Hematoxylin & Eosin Retrieval Engine

Hematoxylin and Eosin staining (H&E) is widely used in clinical practice, but efficient and versatile Google-like image retrieval tools are lacking. We developed the H&E Retrieval Engine (HERE) to analyze patient cases based on image similarities to database records. Using H&E image regions as input, HERE searches 21.2 terabytes of whole-slide images from multiple tumor histopathology cohorts through a 12.1-gigabyte memory index, and returns top images containing regions similar to the query. HERE scans high-resolution images in the database using accurate artificial intelligence encoding and ultra-efficient hierarchical skip indexing. HERE demonstrated performance superior to existing image retrieval tools based on blinded pathologist scoring using benchmark queries that represent key image features of human tumors. By pairing spatial transcriptomics with H&E images, HERE also enables retrieving image features from gene transcriptomics input and identifies molecular pathways associated with tumor histologies.
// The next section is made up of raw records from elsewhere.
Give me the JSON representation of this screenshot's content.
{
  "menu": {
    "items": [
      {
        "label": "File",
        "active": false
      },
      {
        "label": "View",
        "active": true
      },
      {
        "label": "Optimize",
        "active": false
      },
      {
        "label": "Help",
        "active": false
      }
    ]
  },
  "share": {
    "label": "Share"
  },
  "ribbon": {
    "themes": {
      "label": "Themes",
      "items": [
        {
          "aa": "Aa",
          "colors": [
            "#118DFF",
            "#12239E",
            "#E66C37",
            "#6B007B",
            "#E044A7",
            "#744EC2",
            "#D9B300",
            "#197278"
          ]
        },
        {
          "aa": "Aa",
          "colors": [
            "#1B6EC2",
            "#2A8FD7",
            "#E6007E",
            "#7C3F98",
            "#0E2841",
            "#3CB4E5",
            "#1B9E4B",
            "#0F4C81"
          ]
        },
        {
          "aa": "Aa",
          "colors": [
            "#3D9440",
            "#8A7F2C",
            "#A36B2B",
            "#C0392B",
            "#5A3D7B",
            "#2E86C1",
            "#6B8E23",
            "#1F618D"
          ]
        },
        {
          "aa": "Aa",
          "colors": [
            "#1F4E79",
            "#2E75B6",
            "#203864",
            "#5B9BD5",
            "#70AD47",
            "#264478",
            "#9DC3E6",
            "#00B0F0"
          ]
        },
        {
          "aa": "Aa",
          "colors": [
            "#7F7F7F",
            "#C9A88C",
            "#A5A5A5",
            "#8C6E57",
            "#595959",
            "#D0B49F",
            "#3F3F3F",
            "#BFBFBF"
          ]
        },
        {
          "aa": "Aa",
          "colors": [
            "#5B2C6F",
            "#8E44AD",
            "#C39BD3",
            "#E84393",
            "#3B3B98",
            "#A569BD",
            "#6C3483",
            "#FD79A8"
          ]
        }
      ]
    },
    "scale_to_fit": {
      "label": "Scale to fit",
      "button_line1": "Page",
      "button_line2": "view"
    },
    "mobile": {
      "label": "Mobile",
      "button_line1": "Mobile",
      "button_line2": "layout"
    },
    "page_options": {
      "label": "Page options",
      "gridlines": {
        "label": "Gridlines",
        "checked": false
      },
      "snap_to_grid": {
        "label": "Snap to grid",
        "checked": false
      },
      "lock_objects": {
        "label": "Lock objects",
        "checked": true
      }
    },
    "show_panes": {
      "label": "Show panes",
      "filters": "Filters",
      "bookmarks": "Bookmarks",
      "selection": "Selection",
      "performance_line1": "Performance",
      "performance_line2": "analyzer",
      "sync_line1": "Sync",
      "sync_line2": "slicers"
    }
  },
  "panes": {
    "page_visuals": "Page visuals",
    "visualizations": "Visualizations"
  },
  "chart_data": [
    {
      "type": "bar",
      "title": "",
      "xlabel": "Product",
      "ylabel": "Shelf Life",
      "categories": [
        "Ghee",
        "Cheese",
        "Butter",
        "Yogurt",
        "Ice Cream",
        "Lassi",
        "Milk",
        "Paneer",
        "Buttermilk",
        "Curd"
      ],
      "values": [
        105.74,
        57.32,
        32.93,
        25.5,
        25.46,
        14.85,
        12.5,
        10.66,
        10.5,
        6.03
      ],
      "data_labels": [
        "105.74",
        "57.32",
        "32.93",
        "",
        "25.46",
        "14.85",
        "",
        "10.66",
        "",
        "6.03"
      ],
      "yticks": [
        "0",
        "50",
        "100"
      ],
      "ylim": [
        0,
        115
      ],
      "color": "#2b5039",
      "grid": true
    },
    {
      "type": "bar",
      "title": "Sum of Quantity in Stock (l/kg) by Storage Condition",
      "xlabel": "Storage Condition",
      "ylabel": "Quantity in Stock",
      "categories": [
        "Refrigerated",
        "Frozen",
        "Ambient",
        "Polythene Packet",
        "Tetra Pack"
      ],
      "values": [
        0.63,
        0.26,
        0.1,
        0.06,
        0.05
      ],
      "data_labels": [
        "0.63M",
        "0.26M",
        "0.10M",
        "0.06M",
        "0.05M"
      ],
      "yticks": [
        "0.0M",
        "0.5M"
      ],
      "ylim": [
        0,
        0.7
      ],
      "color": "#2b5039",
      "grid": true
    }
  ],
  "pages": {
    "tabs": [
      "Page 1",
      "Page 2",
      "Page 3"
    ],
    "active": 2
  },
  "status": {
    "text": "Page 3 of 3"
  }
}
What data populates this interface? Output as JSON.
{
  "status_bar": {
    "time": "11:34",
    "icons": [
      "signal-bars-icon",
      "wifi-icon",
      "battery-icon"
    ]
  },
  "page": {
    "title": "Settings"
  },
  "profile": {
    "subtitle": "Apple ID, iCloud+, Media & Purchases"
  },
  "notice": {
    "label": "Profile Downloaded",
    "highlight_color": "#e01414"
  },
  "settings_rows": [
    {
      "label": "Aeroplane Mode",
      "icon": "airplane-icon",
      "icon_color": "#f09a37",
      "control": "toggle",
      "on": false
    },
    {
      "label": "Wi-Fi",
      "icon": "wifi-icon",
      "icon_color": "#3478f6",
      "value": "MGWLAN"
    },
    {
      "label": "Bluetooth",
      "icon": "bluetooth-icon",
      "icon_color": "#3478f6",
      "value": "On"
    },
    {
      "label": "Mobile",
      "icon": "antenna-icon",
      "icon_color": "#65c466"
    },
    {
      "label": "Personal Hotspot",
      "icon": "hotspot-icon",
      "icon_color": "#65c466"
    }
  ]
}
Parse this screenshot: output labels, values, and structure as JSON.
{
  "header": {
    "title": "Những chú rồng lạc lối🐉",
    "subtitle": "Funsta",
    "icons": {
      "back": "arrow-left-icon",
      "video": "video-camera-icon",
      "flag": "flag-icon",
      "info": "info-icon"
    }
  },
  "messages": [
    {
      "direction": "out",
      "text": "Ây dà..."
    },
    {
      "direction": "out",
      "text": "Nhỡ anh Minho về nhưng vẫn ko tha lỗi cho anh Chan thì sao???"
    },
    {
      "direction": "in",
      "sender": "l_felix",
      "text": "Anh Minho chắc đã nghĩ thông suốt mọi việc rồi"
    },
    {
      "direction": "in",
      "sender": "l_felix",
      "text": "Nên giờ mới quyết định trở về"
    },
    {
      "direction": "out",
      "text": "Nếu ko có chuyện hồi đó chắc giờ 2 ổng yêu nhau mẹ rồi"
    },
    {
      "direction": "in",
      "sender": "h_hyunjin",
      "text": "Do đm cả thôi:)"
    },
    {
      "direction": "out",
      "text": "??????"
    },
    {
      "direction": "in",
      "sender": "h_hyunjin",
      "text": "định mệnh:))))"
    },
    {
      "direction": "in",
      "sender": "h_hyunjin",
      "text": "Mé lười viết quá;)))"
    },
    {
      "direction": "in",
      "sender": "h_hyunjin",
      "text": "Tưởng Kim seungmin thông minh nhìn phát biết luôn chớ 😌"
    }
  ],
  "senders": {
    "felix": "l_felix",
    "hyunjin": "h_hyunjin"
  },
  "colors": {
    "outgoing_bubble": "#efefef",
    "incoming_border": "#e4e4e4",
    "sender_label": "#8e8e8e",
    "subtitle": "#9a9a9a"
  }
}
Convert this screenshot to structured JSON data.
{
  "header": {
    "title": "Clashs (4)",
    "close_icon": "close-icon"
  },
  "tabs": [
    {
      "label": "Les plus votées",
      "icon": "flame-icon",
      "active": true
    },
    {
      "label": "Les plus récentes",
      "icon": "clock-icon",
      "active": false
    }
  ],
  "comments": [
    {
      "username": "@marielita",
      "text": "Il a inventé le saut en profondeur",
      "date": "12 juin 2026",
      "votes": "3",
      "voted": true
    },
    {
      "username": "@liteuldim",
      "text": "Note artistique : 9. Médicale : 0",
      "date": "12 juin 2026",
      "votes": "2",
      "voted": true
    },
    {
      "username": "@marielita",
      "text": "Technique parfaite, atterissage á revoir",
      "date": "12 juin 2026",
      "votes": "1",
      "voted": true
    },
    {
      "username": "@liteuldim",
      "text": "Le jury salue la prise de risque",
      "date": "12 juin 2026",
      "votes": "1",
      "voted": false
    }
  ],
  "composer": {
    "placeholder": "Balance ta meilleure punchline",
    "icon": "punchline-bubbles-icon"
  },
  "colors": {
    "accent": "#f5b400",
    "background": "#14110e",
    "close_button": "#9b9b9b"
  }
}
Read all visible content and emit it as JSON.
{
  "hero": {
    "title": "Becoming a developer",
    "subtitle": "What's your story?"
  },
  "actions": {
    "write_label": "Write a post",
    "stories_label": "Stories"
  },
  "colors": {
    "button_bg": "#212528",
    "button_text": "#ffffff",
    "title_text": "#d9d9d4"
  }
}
The HERE framework comprises two modules: Development and Retrieval.

HERE framework

  • For a query H&E image patch or region, the Image-to-Image retrieval returns similar image patches and associated whole slides from the indexed database. If users select images with spatial transcriptomics (ST) data, HERE returns images that closely match the query and the corresponding gene expression profiles from ST detection spots.
  • The Transcriptomics-to-Image retrieval finds H&E slides with paired ST data where the query gene has high expression levels in ST detection spots associated with specific image feature clusters from those slides.